Jaan Leemet, Sr. VP, Technology, at Tangoe then took over. Tangoe is an SAP customer providing software and services to improve their IT expense management. Part of that is the ability to track and control network usage of computers, phones and other devices, link that usage to carrier billing and provide better cost control.
A key component of their needs isn’t just that they need stream processing, but that they need stream processing that also works with other less dynamic data to provide a full solution. That’s why they picked SAP’s Even Stream Processor – not only for the independent functionality but because it also fits in with their SAP ecosystem.
One other decision factor is important to point out, given the message Hadoop and other no-SQL folks like to give. SAP’s solution works in a SQL-like language. SQL is what IT and business analysts know, the smart bet for rapid adoption is to understand that and do what SAP did. Understand the customer and sales becomes easier. That shouldn’t be a shock, but technologists are often too enamored of themselves to notice.
Neil McGovern, Sr. Director, Marketing, at SAP gave the expected pitch. It was smart of them to have Jaan Leemet go first and it would have been better if Mr. McGovern’s presentation was even shorter so there would have been more time for questions.
Because of the three presenters, there wasn’t time for many questions. One of the few question for the panel asked if there was such a thing as too much data. Neil McGovern and Jaan Leemet spent time talking about the technology of handling lots of streaming data, but only in generalities.
Fern Halper turned it around and talked about the business concept of too much data. What data needs to be seen at what timeframe? What’s real-time? Those have different answers depending on the business need. Even with the large volume of real-time data that can be streamed and accesses, we’re talking about clustered servers, often from a cloud partner, and there’s no need to spend more money on infrastructure than necessary.

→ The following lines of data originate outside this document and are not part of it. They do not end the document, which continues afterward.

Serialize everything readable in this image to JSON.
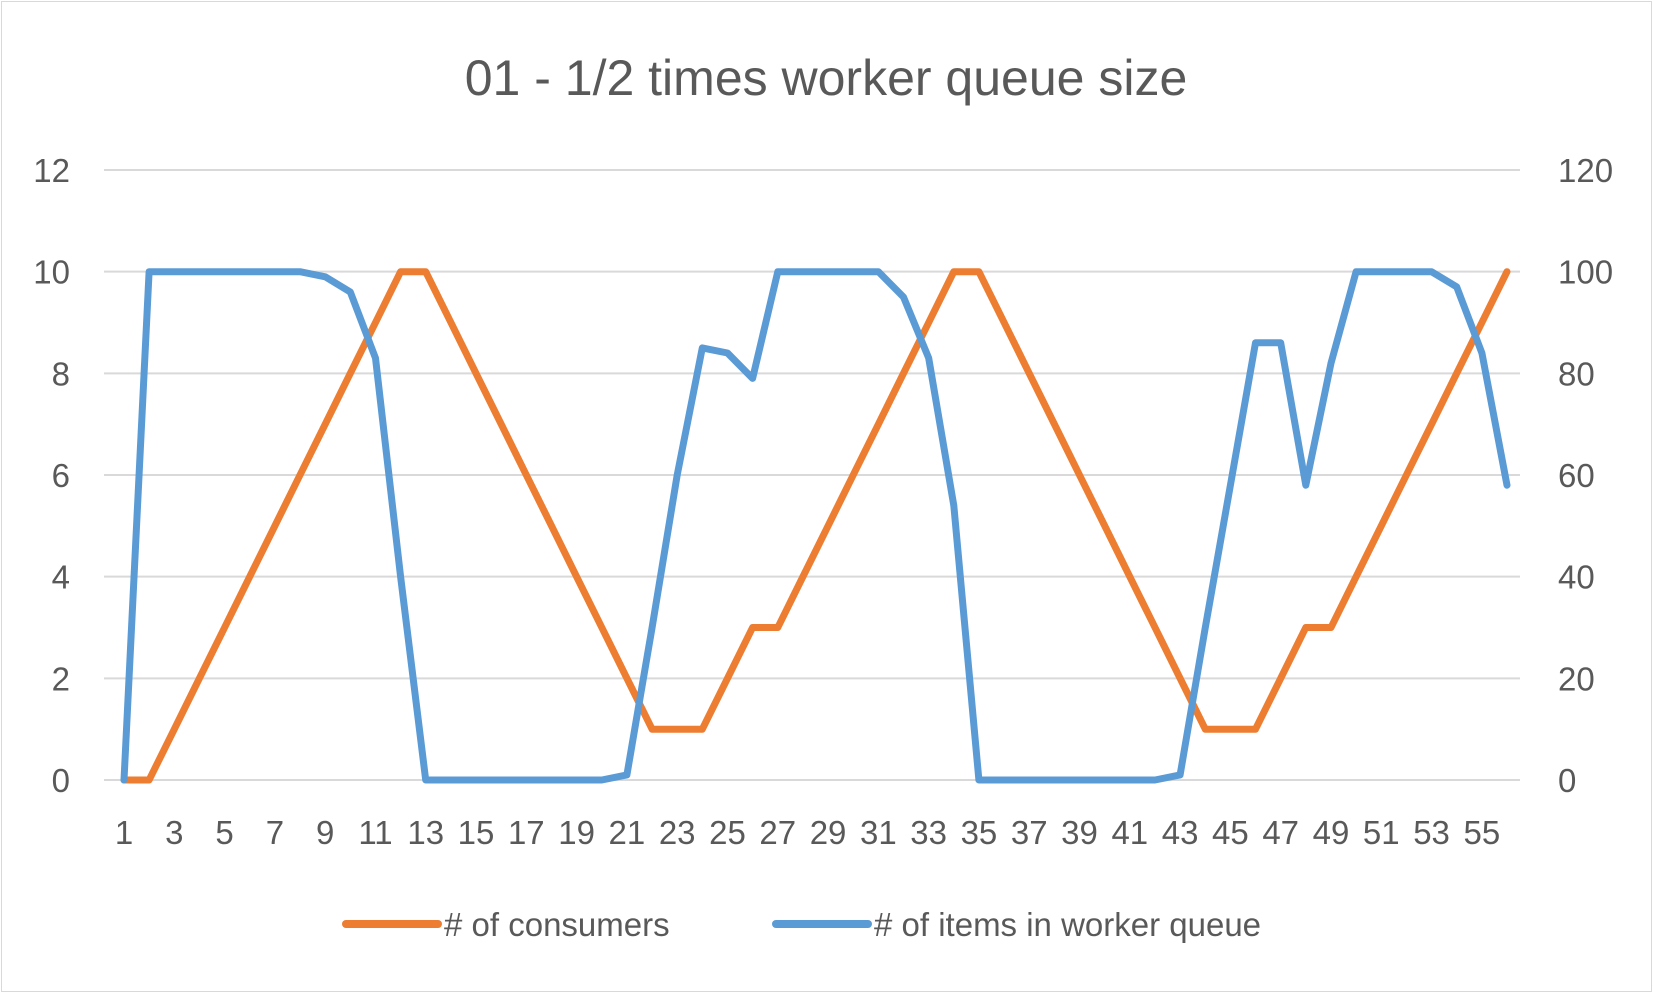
{
  "chart_data": {
    "type": "line",
    "title": "01 - 1/2 times worker queue size",
    "xlabel": "",
    "ylabel": "",
    "x": [
      1,
      2,
      3,
      4,
      5,
      6,
      7,
      8,
      9,
      10,
      11,
      12,
      13,
      14,
      15,
      16,
      17,
      18,
      19,
      20,
      21,
      22,
      23,
      24,
      25,
      26,
      27,
      28,
      29,
      30,
      31,
      32,
      33,
      34,
      35,
      36,
      37,
      38,
      39,
      40,
      41,
      42,
      43,
      44,
      45,
      46,
      47,
      48,
      49,
      50,
      51,
      52,
      53,
      54,
      55,
      56
    ],
    "x_tick_labels": [
      "1",
      "3",
      "5",
      "7",
      "9",
      "11",
      "13",
      "15",
      "17",
      "19",
      "21",
      "23",
      "25",
      "27",
      "29",
      "31",
      "33",
      "35",
      "37",
      "39",
      "41",
      "43",
      "45",
      "47",
      "49",
      "51",
      "53",
      "55"
    ],
    "y_left": {
      "min": 0,
      "max": 12,
      "ticks": [
        "0",
        "2",
        "4",
        "6",
        "8",
        "10",
        "12"
      ],
      "tick_values": [
        0,
        2,
        4,
        6,
        8,
        10,
        12
      ]
    },
    "y_right": {
      "min": 0,
      "max": 120,
      "ticks": [
        "0",
        "20",
        "40",
        "60",
        "80",
        "100",
        "120"
      ],
      "tick_values": [
        0,
        20,
        40,
        60,
        80,
        100,
        120
      ]
    },
    "grid": true,
    "legend_position": "bottom",
    "series": [
      {
        "name": "# of consumers",
        "axis": "left",
        "color": "#ED7D31",
        "values": [
          0,
          0,
          1,
          2,
          3,
          4,
          5,
          6,
          7,
          8,
          9,
          10,
          10,
          9,
          8,
          7,
          6,
          5,
          4,
          3,
          2,
          1,
          1,
          1,
          2,
          3,
          3,
          4,
          5,
          6,
          7,
          8,
          9,
          10,
          10,
          9,
          8,
          7,
          6,
          5,
          4,
          3,
          2,
          1,
          1,
          1,
          2,
          3,
          3,
          4,
          5,
          6,
          7,
          8,
          9,
          10
        ]
      },
      {
        "name": "# of items in worker queue",
        "axis": "right",
        "color": "#5B9BD5",
        "values": [
          0,
          100,
          100,
          100,
          100,
          100,
          100,
          100,
          99,
          96,
          83,
          40,
          0,
          0,
          0,
          0,
          0,
          0,
          0,
          0,
          1,
          30,
          60,
          85,
          84,
          79,
          100,
          100,
          100,
          100,
          100,
          95,
          83,
          54,
          0,
          0,
          0,
          0,
          0,
          0,
          0,
          0,
          1,
          30,
          58,
          86,
          86,
          58,
          82,
          100,
          100,
          100,
          100,
          97,
          84,
          58
        ]
      }
    ]
  }
}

I would have liked to have heard a far more in-depth discussion about how to look at a business and decide which information truly requires streaming analysis and which doesn’t. For instance, think about a manufacturing floor. You want to quickly analyze any data that might indicate failures that would shut down the process, but the volumes of information that allow analysis of potential process improvements don’t need to be analyzed in the stream. That can be done through analysis of a resultant data store. Yet all the information can be coming across the same IoT feed because it’s a complex process. Firms need to understand their information priority and not waste time and money analyzing information in a stream for no purpose other than you can.